Como a minha “doula”, que ao saber que o parto do meu filho ia ser induzido se recusou a acompanhar-nos no hospital porque ia contra a sua perspectiva. Hoje agradeço este acontecimento, tenho a certeza de que esta era a última pessoa que eu precisava comigo naquele momento.

É que isto de criar humanos é para ser feito em tribo e aquilo de que precisamos mesmo é de nos apoiar uns aos outros, mesmo que não façamos as mesmas escolhas.

Não há soluções infalíveis nem técnicas milagrosas que garantam adultos saudáveis, empáticos e independentes.

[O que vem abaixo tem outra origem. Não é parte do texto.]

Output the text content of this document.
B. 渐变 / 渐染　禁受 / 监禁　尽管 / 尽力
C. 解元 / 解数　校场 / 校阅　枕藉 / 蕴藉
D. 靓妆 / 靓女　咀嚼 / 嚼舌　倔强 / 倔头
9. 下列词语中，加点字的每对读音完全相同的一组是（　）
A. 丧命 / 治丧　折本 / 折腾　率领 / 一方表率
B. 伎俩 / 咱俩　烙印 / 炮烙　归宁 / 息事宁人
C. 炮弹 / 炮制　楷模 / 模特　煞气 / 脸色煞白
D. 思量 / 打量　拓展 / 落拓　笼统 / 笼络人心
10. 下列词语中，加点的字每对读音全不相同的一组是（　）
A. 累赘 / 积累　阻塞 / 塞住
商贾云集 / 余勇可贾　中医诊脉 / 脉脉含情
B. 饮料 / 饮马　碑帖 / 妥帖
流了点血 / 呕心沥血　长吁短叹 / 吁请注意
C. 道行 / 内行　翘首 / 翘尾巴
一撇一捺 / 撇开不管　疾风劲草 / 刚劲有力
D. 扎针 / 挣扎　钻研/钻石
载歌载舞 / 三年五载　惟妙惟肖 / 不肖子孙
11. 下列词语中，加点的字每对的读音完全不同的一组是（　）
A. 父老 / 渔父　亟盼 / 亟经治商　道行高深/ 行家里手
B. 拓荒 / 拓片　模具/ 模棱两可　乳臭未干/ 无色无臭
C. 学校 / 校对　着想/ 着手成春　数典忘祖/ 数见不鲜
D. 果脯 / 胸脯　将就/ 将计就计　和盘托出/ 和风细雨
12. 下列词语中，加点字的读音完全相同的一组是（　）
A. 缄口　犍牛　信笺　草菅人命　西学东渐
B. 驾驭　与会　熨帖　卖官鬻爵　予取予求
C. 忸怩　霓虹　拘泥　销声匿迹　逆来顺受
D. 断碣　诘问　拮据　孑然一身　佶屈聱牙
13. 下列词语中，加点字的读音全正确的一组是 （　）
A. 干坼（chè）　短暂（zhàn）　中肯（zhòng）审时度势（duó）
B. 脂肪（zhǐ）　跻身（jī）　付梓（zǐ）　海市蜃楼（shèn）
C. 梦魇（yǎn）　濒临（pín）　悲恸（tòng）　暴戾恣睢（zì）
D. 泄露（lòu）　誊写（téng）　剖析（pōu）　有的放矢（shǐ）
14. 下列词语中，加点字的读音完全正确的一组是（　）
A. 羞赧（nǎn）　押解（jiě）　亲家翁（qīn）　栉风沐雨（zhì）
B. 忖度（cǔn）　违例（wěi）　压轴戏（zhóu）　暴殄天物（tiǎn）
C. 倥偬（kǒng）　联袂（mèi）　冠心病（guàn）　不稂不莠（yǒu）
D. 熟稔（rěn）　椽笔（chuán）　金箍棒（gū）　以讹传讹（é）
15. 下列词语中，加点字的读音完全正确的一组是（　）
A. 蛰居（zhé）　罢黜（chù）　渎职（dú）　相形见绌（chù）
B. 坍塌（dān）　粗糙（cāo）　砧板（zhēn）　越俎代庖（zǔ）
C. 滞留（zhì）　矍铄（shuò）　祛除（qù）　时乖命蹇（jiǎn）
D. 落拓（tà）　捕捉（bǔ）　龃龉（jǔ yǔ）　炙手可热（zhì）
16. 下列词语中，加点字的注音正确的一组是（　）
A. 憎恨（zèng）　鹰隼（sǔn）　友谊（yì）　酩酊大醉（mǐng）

Aquilo que resulta, é aquilo que resulta para ti e para a tua família. Mesmo que isso seja não amamentar, dizer que não de vez em quando, dar papas ou usar fraldas descartáveis.

O bebé está bem quando a mãe está bem.

Vamos lá deixar-nos de fundamentalismos?

A culpa NÃO é tua e tu ÉS a melhor mãe do mundo para o teu bebé.